Not long ago was the 13th of April. And in the age of nationalism, we celebrate particular dates that symbolize an imagined common, communal experience, inscribed in time, Lebanese remember in this case the beginning of the ‘civil war’, in 1975 of this date.
I have nothing to say on this date. I prefer to scrap dates, lose time markers once and for all. But nothing can make my ulcerous side boil up more than articles that profit from this occasion to remember their narrowly defined interests.
Not long ago, I have started with a friend a new blog, in French, to try to point out the neo-colonialist and socially distinctive practices of the French speaking (mostly Christian, if not Muslim turned gentiles) community in Lebanon. I have a special relation to that as I come from this environment and have fought ambiguous battles with the French cultural heritage in Lebanon (if not in any post-colonial political creation). I speak French and read sometimes passionately some French writers as you could see on this blog. But I deplore the fact that this language became a source of social distinction, and the advancement of chauvinistic views.
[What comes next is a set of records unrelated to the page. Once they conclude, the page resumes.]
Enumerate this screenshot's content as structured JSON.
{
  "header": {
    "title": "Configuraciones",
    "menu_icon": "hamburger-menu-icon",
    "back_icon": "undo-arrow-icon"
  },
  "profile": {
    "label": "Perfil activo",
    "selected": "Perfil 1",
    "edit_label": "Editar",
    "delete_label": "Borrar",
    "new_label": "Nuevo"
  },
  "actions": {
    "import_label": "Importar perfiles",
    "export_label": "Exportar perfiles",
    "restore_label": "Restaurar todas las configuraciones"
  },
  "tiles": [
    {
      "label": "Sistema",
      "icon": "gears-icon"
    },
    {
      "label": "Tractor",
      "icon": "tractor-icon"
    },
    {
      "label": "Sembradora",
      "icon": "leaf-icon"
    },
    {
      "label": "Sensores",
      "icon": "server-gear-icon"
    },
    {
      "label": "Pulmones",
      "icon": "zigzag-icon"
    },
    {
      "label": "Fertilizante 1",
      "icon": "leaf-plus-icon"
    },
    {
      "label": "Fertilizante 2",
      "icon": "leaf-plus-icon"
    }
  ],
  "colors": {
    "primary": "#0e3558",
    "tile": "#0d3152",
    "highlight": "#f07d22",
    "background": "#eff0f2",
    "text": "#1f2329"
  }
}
But let’s go back to the subject of this post, a Lebanese columnist, Fady Noun, writing in this pathetically elitist newspaper called L’Orient le jour (on the 15th of April 2009), in French about the 13th of April. I wrote a lot on L’Orient le jour media practices, previously. Noun writes about history as if it was Christian history. Lebanon is Christian imagined sense of belonging. Some people called Palestinians emerges at some point in this honorable history and caused disruptions on their haven site. Noun relentless asks for justice to made “rendre justice” as he says, for this noble cause that is a “free Lebanon”. But at no point does he explain how to do justice. Worse than that, after being falsely compassionate with the “Palestinian people” who got stuck in this swamp with the “Lebanese people”, we see emerging a third type of ‘people’ that subjugated the first two. But you should read him yourself:
Et puis, en sommes-nous vraiment sortis ? N’avons-nous pas tous deux été manipulés par un troisième peuple, qui cherchait à nous soumettre à sa volonté, à ses plans, à ses visées ?
Gee, I wonder who is this third category of ‘people’? Can it be that he means the Syrians? So the Syrian ‘people’ have a ‘will’, have ‘plans’, and ‘objectives’ my friends. Yes yes, believe it or not. It is a battle of people. In the age of nationalism, it is politics turned upside down. People carry out their destiny and they differentiate themselves in this fictitious and shallow way. The political process is inverted. People have wills and elites are merely complying with their goals. If we could theorize that ‘fascism’ as a cultural phenomenon exists, that may be an excellent example of this type of process, even though I don’t like using a historical phenomenon quite specific to European political experience in order to explain something in this region, but the parallels are striking.
Fady Noun never clarifies his point instead goes into abstract consideration of, again, justice urged in order to save some type of blood spilled, etc. Needless to say that his Christian centered considerations makes me want to vomit. Come to think about it, the relation between the 14th of March culture of justice-seeking based on blood spilled (falsely cross-sectarian because each community re-appropriates its martyrs) but devoid of actual social causes is highly reminiscent. A clear contrast is the nationalism of Hizbullah that has some form of social consideration. This becomes highly clear in the electoral campaigns as I will show in a coming post.
Fady Noun keeps on repeating that confessionalism is not the main problem behind the ‘war of people’ in Lebanon. While I tend to agree with the fact that confessionalism in itself as a concept is not something to be dreaded (especially compared to other forms of nationalisms), the Christian experience of confessionalism, in practice, has evolved from being very ugly (with the establishment of the state of Lebanon) to totally pathetic and pitiful today with the rise of other confessions as main players in the Lebanese artifact. The Christian argument is always reactionary whether Aounist, LF, Kataeb, or what have you. They all fall back to this attitude of “what can we do so that we remain special, as Christians”, or worse “what can ‘the other’ do to make us remain this prodigy child”. This perception of a lost prideful past, and this perception of a gloomy present or a bleak future will not take Christians anywhere.